Il divieto per i tifosi laziali non è ovviamente passato inosservato innanzitutto presso il club capitolino, che sin dalle prime battute ha cercato – anche attraverso la mediazione del Ministero degli Esteri – di trovare una soluzione che andasse oltre il minimo sindacale (la restituzione del prezzo dei biglietti di accesso alla Amsterdam Arena), chiedendo il rimborso delle intere somme spese dai supporter italiani per soggiornare in Olanda. Richiesta a cui sindaca e autorità coinvolte hanno risposto negativamente, reiterando ulteriormente un comportamento a dir poco grave per uno Stato, lo ripetiamo, membro fondatore dell’Unione. Uno Paese che, tuttavia, negli ultimi anni si è sempre contraddistinto per metodi poco ortodossi nella gestione dell’ordine pubblico e dei tifosi ospiti. Basterebbe ricordare quanto accaduto, proprio ai laziali, poco meno di un mese e mezzo fa a Enschede, dove – come sua consuetudine – la polizia locale sequestrò letteralmente i tifosi romani, costringendoli a non uscire dai loro alberghi e successivamente portandola allo stadio.
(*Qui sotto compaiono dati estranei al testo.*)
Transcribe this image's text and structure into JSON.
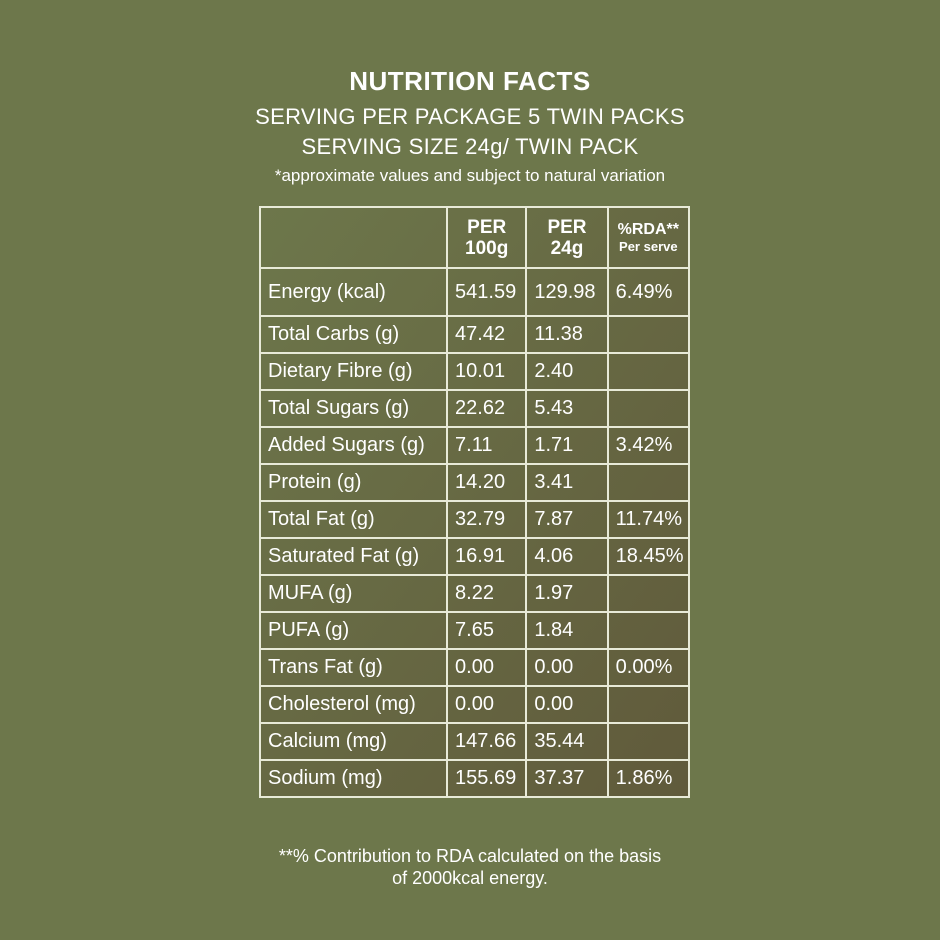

Una cosa simile era successa anche ai fiorentini, sempre in quel di Enschede, l’anno precedente. Ma più in generale, chiunque abbia fatto una trasferta in Olanda conosce fin troppo bene il comportamento delle forze dell’ordine autoctone, sempre molto inclini a recintare e ghettizzare gli ospiti. La prescrizione firmata dal comune di Amsterdam, oltre a contravvenire a qualsiasi principio di libera circolazione garantito dall’Europa, rappresenta dunque un grave atto discriminatorio, nonché un affronto al principio di responsabilità individuale, che dovrebbe essere caro e inviolabile per qualsiasi nazione avanzata, civile e democratica. Una sanzione che colpisce trasversalmente centinaia di persone senza alcuna ragione, senza che le stesse abbiano compiuto un reato o si siano rese protagoniste di azioni e parole in grado di mettere a repentaglio l’incolumità pubblica, è un modus operandi a dir poco inquietante, che funge da pericoloso precedente per le future occasioni. E non fa certamente maturare un’idea positiva su chi lo mette in atto.

In merito alla partita dell’Olimpico contro i bulgari, è stato necessario approfondire con questi due paragrafi, anche per motivare i numerosi cori dei tifosi biancocelesti contro la città di Amsterdam; un naturale sfogo per chi si è visto negare un proprio diritto dopo aver profumatamente pagato pacchetti, viaggi e alberghi (a proposito, in questi casi i soldi dei supporter italiani non erano uguali a tutti gli altri? Non implicavano discriminazione, razzismo e antisemitismo? Un modo di fare alquanto sui generis!). Per quanto riguarda la sfida contro il Ludogorets, poco da segnalare su fronte ospite. Il club di Razgrad, infatti, malgrado l’ottimo blasone degli ultimi anni non ha mai potuto contare su un gruppo organizzato, portando anche stasera qualche decina di tifosi normali, armati di uno striscione e un paio di bandiere. Si fronte casalingo sono 23.000 i biglietti venduti, con la Nord che presenta un bel colpo d’occhio e si rende protagonista di una buona prestazione. In campo le due squadre non vanno oltre lo 0-0.